Yaşamlarında zafer, aşklarında uyum, işlerinde talih arayanlar var; Kısacası, kazandıklarında zafer onların elinin altında. Solitaire'in eşsiz avantajı: Başarı elde edilinceye kadar tekrar tekrar oynanabilmesi; Yani kazanan kombinasyon elde edilene kadar. Sadece vakit geçirmek için oynayanlar da var.
Fransızcada Solitaire, başarı
veya zafer
anlamına gelen la réussite
olarak da bilinir. Oyunun ismi de bu yüzden, kartları atanın zaferini ima ediyor. Belki de bu oyunun cazibesi ve cazibesi, her zaman kazanacak olmanızdır. Bu bir zaman meselesi.
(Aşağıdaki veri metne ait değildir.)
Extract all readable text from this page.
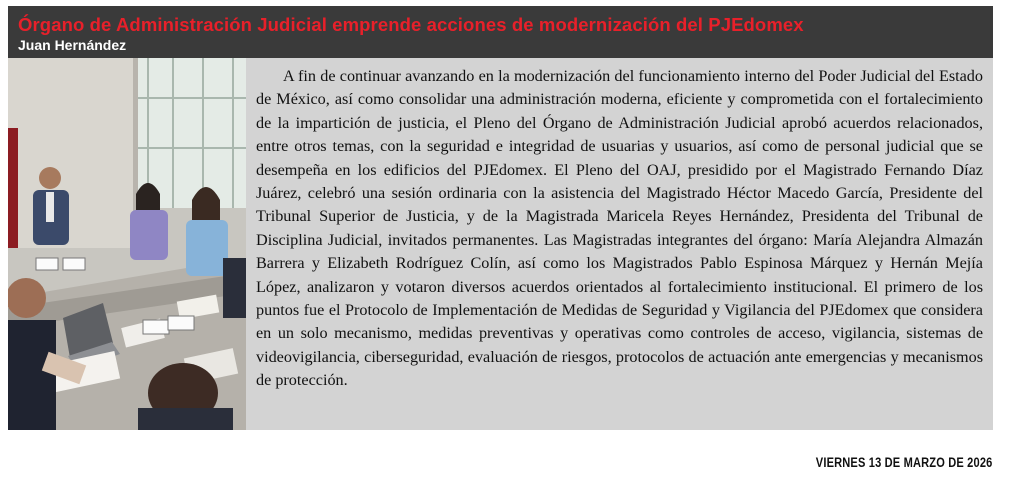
Órgano de Administración Judicial emprende acciones de modernización del PJEdomex
Juan Hernández

A fin de continuar avanzando en la modernización del funcionamiento interno del Poder Judicial del Estado de México, así como consolidar una administración moderna, eficiente y comprometida con el fortalecimiento de la impartición de justicia, el Pleno del Órgano de Administración Judicial aprobó acuerdos relacionados, entre otros temas, con la seguridad e integridad de usuarias y usuarios, así como de personal judicial que se desempeña en los edificios del PJEdomex. El Pleno del OAJ, presidido por el Magistrado Fernando Díaz Juárez, celebró una sesión ordinaria con la asistencia del Magistrado Héctor Macedo García, Presidente del Tribunal Superior de Justicia, y de la Magistrada Maricela Reyes Hernández, Presidenta del Tribunal de Disciplina Judicial, invitados permanentes. Las Magistradas integrantes del órgano: María Alejandra Almazán Barrera y Elizabeth Rodríguez Colín, así como los Magistrados Pablo Espinosa Márquez y Hernán Mejía López, analizaron y votaron diversos acuerdos orientados al fortalecimiento institucional. El primero de los puntos fue el Protocolo de Implementación de Medidas de Seguridad y Vigilancia del PJEdomex que considera en un solo mecanismo, medidas preventivas y operativas como controles de acceso, vigilancia, sistemas de videovigilancia, ciberseguridad, evaluación de riesgos, protocolos de actuación ante emergencias y mecanismos de protección.

VIERNES 13 DE MARZO DE 2026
O halde, iş veya istihdamdan uzaklaştırılan, belki de okumak, kendine bahis oynamak, mutluluğu veya hatta hayatı riske atmak gibi daha manevi faaliyetlerden çalınan bir zaman söz konusudur. Belki de bu yüzden, bir Solitaire oyuncusuna ne iş yaptığı sorulduğunda sıklıkla kullandığı, hem yüzeysel hem de derin anlamlar taşıyan şu cevap gelir: zaman öldürmek
.
Zaman öldürmek, ne eksik ne fazla. Ancak, eğer zamanı öldürmek mümkün olsaydı, sadece kendi zamanımızı, yani içinde bulunduğumuz zamanı öldürürdük. Ölümden kaçıp kurtulduğumuz o zaman. Yaşadığımız zamanı öldürmek belki de imkânsızdır. İntihar eden kişi belki kendini öldürebilir, ama yaşadığı zaman hâlâ oradadır, onun orada oluşunda
, dasein'da, var olmanın bilincinde oluşunda
, filozof Martin Heidegger'in terminolojisine göre.
Solitaire oyuncusu durup izlediği için zaman öldürdüğünü düşünebilir. Solitaire, sonuçta, mükemmel bir hobidir. Çok eski bir oyun, Roma kökenli olabilir. Oyunu ayrıntılı bir şekilde anlatan ilk yazar, Latin şair Ovidius'tur (M.Ö. 43). Filozof Leibniz 1710 yılında şöyle yazmıştır: Solitaire meditasyon sanatını mükemmelleştirmeye yarar
. Bu oyun ilk olarak 18. yüzyılda Fransa'da, XV. Louis döneminde, yalnızlık anlarında eğlenmek isteyen bir asilzade tarafından, belki de Bastille'deki bir tutukluluk sırasında, saraya tanıtıldığında altın çağını yaşadı. 19. yüzyılda İngilizler tarafından benimsenen bu oyun, Lady Cardogan'ın Illustrated Games of Patience adlı kitabıyla popülerlik kazandı. Günümüzde dijital versiyonları milyonlarca insanı büyülüyor.
Efsane ve tarih bir araya gelince, Napolyon ve De Gaulle, artık umutları kalmamış bir şekilde vakit öldüren iki Solitaire oyuncusu olarak karşımıza çıkıyor.